July 5, 2015

‘A Hero’s Walk’

Ag alum chronicles father’s WWII journey in fascinating new book

by JAMIE CREAMER

Agribusiness graduate Mike Darnell has penned a new book chronicling his father's experiences in WWII.

Agricultural business and economics graduate Mike Darnell chronicled his father’s experiences in WWII in his book, A Hero’s Walk.

Funny how you can live with someone your whole life and never really know the person.

For Auburn College of Agriculture alum Mike Darnell (’79, agricultural business and economics), it was his dad, B.B. Sure, Mike had grown up knowing that his father—a 1942 Auburn agriculture alumnus and a highly respected Lee County cattle farmer and agribusinessman—was a U.S. Army veteran who had served in Italy in World War II.

But B.B. never talked about his time in the service, and Mike never bothered to ask.

It wasn’t until the elder Darnell was in his 80s, frail and suffering from dementia, that the war stories came, bits and pieces of painful, long-held-close memories of bloody battles, brutal attacks and counterattacks, and so much carnage.

“There were times when his mind was really clear, and he’d start talking about things that happened during the war, things that nobody in the family had ever heard about,” says Mike, a Glasgow, Kentucky, industrial machining business owner and the youngest of B.B. and wife Mildred’s four children. “Things would come out about how bad it was, and you could tell it bothered him, and apparently had bothered him all these years.”

B.B. Darnell passed away in 2011 at the age of 89, but the glimpses he had given his son into his wartime experiences had so fascinated Mike that he made it his mission to find out more.  

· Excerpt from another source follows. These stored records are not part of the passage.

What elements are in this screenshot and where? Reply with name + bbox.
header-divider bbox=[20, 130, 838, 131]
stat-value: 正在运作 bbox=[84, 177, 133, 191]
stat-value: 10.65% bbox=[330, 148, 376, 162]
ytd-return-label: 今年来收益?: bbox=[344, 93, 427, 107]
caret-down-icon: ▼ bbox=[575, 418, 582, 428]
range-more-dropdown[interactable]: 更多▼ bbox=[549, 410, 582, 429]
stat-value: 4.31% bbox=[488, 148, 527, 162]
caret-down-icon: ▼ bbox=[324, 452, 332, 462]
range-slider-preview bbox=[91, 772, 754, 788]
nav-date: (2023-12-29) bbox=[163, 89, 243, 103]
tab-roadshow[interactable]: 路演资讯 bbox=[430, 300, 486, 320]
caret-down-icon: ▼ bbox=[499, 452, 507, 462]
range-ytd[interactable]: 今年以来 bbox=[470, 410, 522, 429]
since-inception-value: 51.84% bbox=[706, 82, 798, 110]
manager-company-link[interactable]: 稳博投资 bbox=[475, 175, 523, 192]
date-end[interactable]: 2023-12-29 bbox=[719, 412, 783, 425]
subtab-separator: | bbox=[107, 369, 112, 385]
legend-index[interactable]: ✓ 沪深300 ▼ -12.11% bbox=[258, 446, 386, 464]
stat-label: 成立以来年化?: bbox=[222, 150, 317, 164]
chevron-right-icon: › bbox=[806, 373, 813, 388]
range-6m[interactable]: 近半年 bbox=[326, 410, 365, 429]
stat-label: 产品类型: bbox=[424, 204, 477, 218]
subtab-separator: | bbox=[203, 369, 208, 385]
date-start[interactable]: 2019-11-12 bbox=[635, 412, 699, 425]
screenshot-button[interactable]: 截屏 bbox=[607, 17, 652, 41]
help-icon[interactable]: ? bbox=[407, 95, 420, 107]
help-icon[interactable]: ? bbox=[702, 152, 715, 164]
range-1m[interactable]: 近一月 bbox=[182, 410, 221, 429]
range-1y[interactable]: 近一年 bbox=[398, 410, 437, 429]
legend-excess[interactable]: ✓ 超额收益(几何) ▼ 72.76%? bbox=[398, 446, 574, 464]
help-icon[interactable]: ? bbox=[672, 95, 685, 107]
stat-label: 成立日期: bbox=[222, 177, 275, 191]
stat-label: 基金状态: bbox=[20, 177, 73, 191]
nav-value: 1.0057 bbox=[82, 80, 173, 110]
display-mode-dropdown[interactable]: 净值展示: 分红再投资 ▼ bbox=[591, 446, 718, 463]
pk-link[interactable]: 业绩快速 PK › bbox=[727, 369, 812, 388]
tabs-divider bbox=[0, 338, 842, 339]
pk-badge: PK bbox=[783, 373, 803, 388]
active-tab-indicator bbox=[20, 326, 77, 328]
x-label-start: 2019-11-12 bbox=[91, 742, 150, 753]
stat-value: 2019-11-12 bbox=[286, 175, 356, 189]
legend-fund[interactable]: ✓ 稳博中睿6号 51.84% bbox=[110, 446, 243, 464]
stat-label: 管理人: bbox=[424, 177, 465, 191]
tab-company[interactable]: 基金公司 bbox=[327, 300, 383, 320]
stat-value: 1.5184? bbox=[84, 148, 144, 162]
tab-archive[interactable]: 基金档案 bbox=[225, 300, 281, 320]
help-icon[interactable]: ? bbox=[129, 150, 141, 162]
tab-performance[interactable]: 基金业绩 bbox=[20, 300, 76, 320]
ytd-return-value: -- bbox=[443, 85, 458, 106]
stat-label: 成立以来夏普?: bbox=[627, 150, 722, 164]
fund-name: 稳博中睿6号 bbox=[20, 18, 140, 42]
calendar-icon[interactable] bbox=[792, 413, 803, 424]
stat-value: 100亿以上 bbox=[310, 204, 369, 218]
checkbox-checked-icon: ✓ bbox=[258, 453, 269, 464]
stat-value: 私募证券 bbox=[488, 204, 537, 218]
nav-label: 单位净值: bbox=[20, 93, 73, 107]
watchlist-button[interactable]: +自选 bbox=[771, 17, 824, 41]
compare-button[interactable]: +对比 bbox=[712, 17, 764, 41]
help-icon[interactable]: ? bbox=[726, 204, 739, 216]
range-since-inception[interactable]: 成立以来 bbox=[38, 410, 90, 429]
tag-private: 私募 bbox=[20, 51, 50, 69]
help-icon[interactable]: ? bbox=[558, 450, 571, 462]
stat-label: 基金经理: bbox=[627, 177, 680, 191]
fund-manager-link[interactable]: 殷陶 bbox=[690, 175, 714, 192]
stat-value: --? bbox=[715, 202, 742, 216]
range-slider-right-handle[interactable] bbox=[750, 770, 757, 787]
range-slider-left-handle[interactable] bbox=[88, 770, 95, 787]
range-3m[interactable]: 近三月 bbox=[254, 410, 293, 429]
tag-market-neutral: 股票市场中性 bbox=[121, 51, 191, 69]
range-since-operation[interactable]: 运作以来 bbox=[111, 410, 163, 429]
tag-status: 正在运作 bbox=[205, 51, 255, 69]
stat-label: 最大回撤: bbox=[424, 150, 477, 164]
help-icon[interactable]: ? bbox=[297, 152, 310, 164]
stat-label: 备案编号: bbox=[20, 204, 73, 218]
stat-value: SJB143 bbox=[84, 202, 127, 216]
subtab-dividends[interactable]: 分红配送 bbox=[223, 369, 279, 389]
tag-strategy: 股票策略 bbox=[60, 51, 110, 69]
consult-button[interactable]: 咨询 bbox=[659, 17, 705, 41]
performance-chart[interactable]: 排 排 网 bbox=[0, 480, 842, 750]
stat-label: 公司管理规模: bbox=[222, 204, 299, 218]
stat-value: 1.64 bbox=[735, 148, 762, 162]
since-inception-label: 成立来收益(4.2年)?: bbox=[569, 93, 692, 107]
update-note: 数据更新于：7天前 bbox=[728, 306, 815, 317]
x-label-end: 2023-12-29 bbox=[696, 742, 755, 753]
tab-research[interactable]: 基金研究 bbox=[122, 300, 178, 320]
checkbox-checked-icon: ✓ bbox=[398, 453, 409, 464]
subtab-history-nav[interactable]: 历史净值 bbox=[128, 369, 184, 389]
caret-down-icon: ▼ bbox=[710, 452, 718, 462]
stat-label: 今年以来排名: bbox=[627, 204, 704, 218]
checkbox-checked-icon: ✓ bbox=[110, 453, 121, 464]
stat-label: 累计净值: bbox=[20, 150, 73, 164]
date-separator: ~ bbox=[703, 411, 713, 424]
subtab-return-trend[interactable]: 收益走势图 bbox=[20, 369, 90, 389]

In April 2015, after more than three years of research that included poring through 4-inch-thick military files, immersing himself in WWII history, conducting interviews, accessing actual weekly and daily field operations reports from his father’s unit and traveling to Italy to retrace his father’s route, Mike Darnell published “A Hero’s Walk: The World War II Journey of Lt. B.B. Darnell.”

It is a 209-page historically based “journal’ that recounts the young WWII soldier’s trek across North Africa and through Italy as a member of the 328th Field Artillery Battalion, 85th Infantry Division.

From a Christmas Eve, 1943, departure from U.S. soil aboard the USS Gen. Alexander E. Anderson to a Nov. 3, 1945, return on the USS Monticello, journal entries chronicle the hardships and sacrifices that Darnell and the young men fighting alongside him endured in service to their country.

“Originally, it was going to be his letters to and from home, but I couldn’t find many of those,” Mike Darnell says. “I decided on a journal approach, constructing it as he would have written it.

“After my brother read the book, he said, ‘It sounds just like Daddy.’ That was the biggest compliment I could ever receive. That’s what I wanted to do.”

B.B. Darnell, who had graduated from Alabama Polytechnic Institute in ’42 not only with an agriculture degree but also with a commission as second lieutenant in the Army, had one of the most perilous assignments a soldier could have. As forward observer, he spent days on end on the front lines of battle, serving as the eyes and ears for his battalion and directing artillery fire. The average life expectancy for forward observers in WWII was two weeks.

But the lieutenant beat the odds and returned to his home in Notasulga a decorated warrior, having been awarded the Bronze Star for heroism, both a Silver Star and an Oak Leaf Cluster for gallantry in action and a Purple Heart for wounds received in battle. But, in true B.B. Darnell form, he never talked about them. 

Mike Darnell can’t help but wonder how his father would react to the book.

“I hope he’d like it,” he says. “But he was a very modest, humble man, so I know he’d mainly be embarrassed.”

“A Hero’s Walk” is available on Amazon.com. Portions of the proceeds benefit USA Cares, a nonprofit organization providing emergency financial assistance to military families.

“Daddy would be proud and honored to know that his story was helping people who had served their country and are in need,” the author says.